The 500-strong ‘Keep Royal Mail Public’ rally preceded a lobby of parliament against the government’s part-privatisation plan being introduced to parliament tomorrow.
Ward told the rally: ‘Privatisation by installment is privatisation by any name.’
He continued: ‘These people have betrayed their own party, they have betrayed the country.’
Referring to a warning that if the privatisation doesn’t go through, the Royal Mail pension fund will go bust, Ward added angrily: ‘This government leaked a letter from the chairman of the pensions trust to try to intimidate us – that’s the lowest move of any government.’
He threatened that the union will disaffiliate from the Labour Party over Royal Mail privatisation.
Ward added: ‘We do not accept the position the government is doing us a favour to bail out the pensions.
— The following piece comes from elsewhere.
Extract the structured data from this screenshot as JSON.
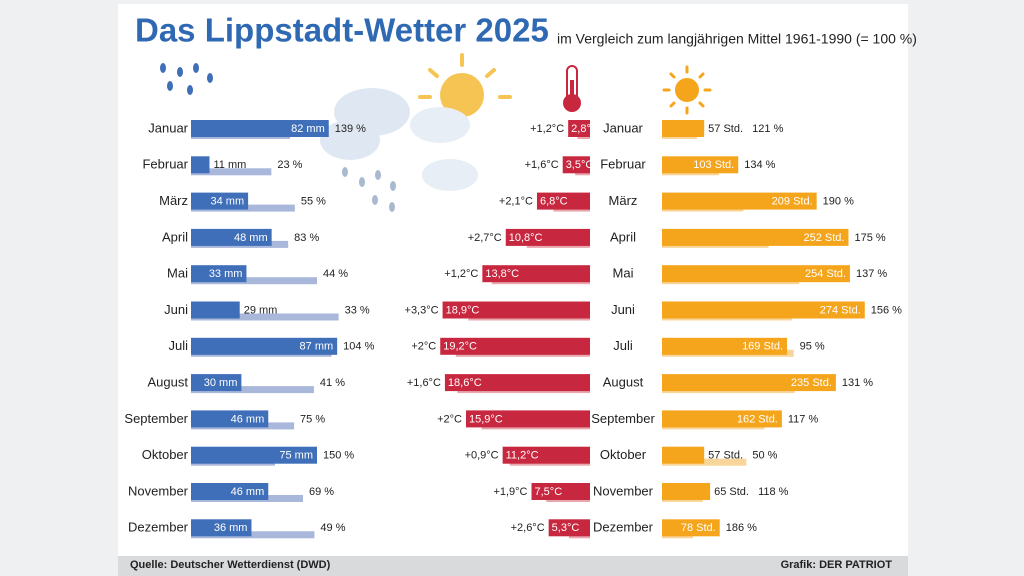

Royal Mail took a pensions holiday for years.’
He concluded to applause: ‘This has to be a public campaign but if it means at some point that to defeat this, and some say it will be illegal, if it means our members taking strike action, we will do that.’
CWU general secretary Billy Hayes told the rally: ‘Today is about people’s democracy against a political elite.’
He added that Labour Party policy agreed at conference was to keep Royal Mail public ‘then we got Hooper’.
Hayes said: ‘With Peter Mandelson, six years of policy was wiped away in one minute. What he is doing is straightforward political cowardice.
‘We are for modernisation. Privatisation, that’s what we are not about. Not twenty, ten or five per cent privatisation – 100 per cent in the public sector,’ he concluded to applause.
Unite joint general secretary Tony Woodley told the rally: ‘These spivs and speculators that have brought the country to ruin mustn’t get their hands on the Post Office.’
He added: ‘The leaked pensions letter is an attempt by Mandelson to blackmail MPs into submission. They should not be allowed to do that.’
PCS general secretary Mark Serwotka warned: ‘It’s not about winning the argument. Since Labour has been in power there’s been more privatisation than under the Tories.’
He said to applause: ‘If industrial action is something you have to contemplate, we will give every support, including ourselves considering industrial action.’
Other speakers bringing their support included TUC leader Brendan Barber, GMB leader Paul Kenny, rail union leaders Bob Crow, Alan Donnelly and Gerry Doherty, UNISON leader Dave Prentis, UCATT leader Alan Ritchie and Mick Shaw (FBU).
Several Labour MPs addressed the rally including Morecambe MP Geraldine Smith, the proposer of Early Day Motion (EDM) 428 opposing privatisation, who won a standing ovation, as did Hayes and Harlington MP John McDonnell when he called on unions to defy the anti-union laws and strike if the part-privatisation becomes law.